Chi? llui? Gèsus maria! Quello è un cojjone
scappato da le man der crapettaro,
e tte pôi figurà cquant’è ccacone1
che ttiè inzino a mmesata er braghieraro.

 

Ce rescita da marro e da spaccone;
fa lo spazzacampagna e ’r pallonaro:2
eppoi curre a ssarvasse3 in d’un portone
come sente un ròggito4 a un zomaro.

 

Senti questa ch’è fresca d’oggi a otto.
Giucamio5 a mmora all’osteria de Marta:
quanno dereto a llui se sente un botto!

 

E sto bbravaccio che mmazzola e squarta,
curze ar bancone e cce se messe sotto.
Sai ch’era stato?
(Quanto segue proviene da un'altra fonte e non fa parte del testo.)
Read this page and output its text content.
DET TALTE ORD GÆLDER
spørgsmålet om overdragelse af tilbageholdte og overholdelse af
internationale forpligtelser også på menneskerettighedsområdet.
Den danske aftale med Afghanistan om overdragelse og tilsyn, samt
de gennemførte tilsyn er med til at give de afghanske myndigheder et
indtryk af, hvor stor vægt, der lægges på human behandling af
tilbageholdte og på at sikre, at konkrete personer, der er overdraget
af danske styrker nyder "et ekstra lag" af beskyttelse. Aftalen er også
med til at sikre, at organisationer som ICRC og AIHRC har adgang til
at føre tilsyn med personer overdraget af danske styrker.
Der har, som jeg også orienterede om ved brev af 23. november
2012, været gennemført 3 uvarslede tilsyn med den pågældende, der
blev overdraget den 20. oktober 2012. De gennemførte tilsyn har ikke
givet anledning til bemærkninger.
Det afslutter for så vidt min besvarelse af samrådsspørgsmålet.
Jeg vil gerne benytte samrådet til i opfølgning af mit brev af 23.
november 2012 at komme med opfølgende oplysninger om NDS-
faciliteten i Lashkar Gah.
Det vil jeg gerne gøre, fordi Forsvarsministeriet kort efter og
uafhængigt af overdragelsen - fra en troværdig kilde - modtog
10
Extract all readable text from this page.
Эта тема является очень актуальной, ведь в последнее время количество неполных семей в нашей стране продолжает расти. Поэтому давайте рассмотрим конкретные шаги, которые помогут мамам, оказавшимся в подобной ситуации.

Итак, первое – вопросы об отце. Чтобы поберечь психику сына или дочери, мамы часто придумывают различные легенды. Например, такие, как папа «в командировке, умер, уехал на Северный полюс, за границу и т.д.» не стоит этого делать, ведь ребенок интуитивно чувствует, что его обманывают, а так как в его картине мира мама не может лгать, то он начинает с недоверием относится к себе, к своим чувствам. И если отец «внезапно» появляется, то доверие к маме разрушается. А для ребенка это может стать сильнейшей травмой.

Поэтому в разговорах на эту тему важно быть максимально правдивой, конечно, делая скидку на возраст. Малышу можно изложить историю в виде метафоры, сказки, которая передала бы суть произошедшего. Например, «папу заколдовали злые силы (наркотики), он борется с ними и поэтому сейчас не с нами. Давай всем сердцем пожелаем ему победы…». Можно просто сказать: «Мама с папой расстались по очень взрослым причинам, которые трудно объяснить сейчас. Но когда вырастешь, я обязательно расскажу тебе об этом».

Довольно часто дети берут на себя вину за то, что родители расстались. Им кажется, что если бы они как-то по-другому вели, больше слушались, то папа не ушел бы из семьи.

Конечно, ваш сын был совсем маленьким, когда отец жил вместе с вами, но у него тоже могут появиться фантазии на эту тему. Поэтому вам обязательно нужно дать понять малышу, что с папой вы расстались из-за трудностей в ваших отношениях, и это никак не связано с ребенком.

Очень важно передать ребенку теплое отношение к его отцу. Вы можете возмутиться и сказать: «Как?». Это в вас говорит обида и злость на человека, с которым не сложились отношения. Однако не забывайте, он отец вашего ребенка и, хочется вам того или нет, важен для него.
Un schioppettin de carta.6

 

Roma, 24 ottobre 1831 - D’er medemo

 

 




1 Pauroso.

2 Tutti vocaboli esprimenti affettazione di coraggio.

3 Salvarsi.

4 Ruggito, invece di «ragghio».

5 Giuocavamo.

6 Trastullo fanciullesco, fatto con carta in modo ripiegata che ad una agitazione di braccio, uscendone una parte per l’aria che vi si interna, si tende con violenza e produce un fragore.